Bizon the Champion isn't just charming, he also is very smart.

While some of us were learning the multiplication table, Bizon the Champion had fun in his own manner. Bizon the Champion painted ann × m multiplication table, where the element on the intersection of the i-th row and j-th column equals i·j (the rows and columns of the table are numbered starting from 1). Then he was asked: what number in the table is the k-th largest number? Bizon the Champion always answered correctly and immediately. Can you repeat his success?
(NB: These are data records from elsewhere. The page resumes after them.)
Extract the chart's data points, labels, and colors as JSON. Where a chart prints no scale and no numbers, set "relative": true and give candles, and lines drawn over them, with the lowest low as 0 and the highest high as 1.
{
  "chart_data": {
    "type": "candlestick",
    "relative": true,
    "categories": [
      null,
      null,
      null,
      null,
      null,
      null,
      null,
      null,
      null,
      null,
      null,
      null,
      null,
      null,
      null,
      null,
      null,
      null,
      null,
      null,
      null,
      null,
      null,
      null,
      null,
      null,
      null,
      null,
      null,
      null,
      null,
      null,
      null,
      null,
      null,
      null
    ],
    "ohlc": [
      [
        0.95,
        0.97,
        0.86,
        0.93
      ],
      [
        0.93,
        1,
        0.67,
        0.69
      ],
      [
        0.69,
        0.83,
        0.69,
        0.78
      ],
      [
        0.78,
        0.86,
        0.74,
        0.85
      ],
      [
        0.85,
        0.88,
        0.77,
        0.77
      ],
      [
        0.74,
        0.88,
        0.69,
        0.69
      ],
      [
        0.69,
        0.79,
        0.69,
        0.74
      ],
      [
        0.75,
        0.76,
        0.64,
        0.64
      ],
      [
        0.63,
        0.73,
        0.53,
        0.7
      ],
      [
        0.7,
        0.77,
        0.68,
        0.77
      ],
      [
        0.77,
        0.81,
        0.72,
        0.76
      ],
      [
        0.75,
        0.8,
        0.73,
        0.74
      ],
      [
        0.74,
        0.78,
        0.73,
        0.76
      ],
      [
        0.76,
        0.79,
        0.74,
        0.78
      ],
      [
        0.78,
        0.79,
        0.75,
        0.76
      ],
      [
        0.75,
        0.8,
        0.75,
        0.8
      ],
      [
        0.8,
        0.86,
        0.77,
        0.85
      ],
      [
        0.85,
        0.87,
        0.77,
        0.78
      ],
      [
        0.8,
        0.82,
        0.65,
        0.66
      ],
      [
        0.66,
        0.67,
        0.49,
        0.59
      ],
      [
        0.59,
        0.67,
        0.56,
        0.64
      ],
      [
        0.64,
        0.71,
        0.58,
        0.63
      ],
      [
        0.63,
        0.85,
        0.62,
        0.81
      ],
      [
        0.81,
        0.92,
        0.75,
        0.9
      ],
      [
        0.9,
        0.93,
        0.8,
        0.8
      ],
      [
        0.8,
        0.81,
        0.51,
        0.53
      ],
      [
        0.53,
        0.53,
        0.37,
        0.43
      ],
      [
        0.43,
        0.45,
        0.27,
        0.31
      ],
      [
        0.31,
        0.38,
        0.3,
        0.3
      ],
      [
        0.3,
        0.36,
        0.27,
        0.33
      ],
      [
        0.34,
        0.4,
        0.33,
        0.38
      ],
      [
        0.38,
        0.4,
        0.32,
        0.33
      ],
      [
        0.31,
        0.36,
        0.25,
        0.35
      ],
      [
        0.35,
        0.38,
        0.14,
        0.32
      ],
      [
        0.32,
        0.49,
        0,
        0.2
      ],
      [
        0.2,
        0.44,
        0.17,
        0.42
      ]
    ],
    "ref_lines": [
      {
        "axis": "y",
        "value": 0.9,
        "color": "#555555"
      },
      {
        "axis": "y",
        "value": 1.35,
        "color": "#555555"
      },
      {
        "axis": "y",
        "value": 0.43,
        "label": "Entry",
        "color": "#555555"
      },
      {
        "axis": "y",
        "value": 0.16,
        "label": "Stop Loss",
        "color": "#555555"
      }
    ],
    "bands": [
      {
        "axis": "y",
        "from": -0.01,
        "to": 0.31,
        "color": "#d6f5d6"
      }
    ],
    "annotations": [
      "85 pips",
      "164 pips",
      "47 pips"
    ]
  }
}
Consider the given multiplication table. If you write out all n·m numbers from the table in the non-decreasing order, then the k-th number you write out is called the k-th largest number.

Input

The single line contains integers n, m and k(1 ≤ n, m ≤ 5·10⁵; 1 ≤ k ≤ n·m).

Output

Print the k-th largest number in a n × m multiplication table.

Sample Input

Input

2 2 2

Output

2

Input

2 3 4

Output

3

Input

1 10 5

Output

5

Hint

A 2 × 3 multiplication table looks like this:

1 2 3
2 4 6 

题意：N*M的乘法表，找到第K个数

思路：第i行小于X的个数为min(（x-1）/i,m)

N行累加后与K进行比较

#include<stdio.h>
#include<string.h>
#include<math.h>
#include<algorithm>
using namespace std;
__int64 init(__int64 n,__int64 m,__int64 x)
{
	__int64 sum=0;
	for(int i=1;i<=n;i++)
	sum+=min((x-1)/i,m);
	return sum;
}
int main()
{
	__int64 n,m,k;
	while(scanf("%I64d%I64d%I64d",&n,&m,&k)!=EOF)
	{
		__int64 l=1;
		__int64 r=n*m;
		__int64 ans;
		while(l<=r)
		{
			__int64 mid=(l+r)/2;
			if(init(n,m,mid)<k)
			{
				l=mid+1;
				ans=mid;
			}
			else
			{
				r=mid-1;
			}
		}
		printf("%I64d\n",ans);
	}
	return 0;
}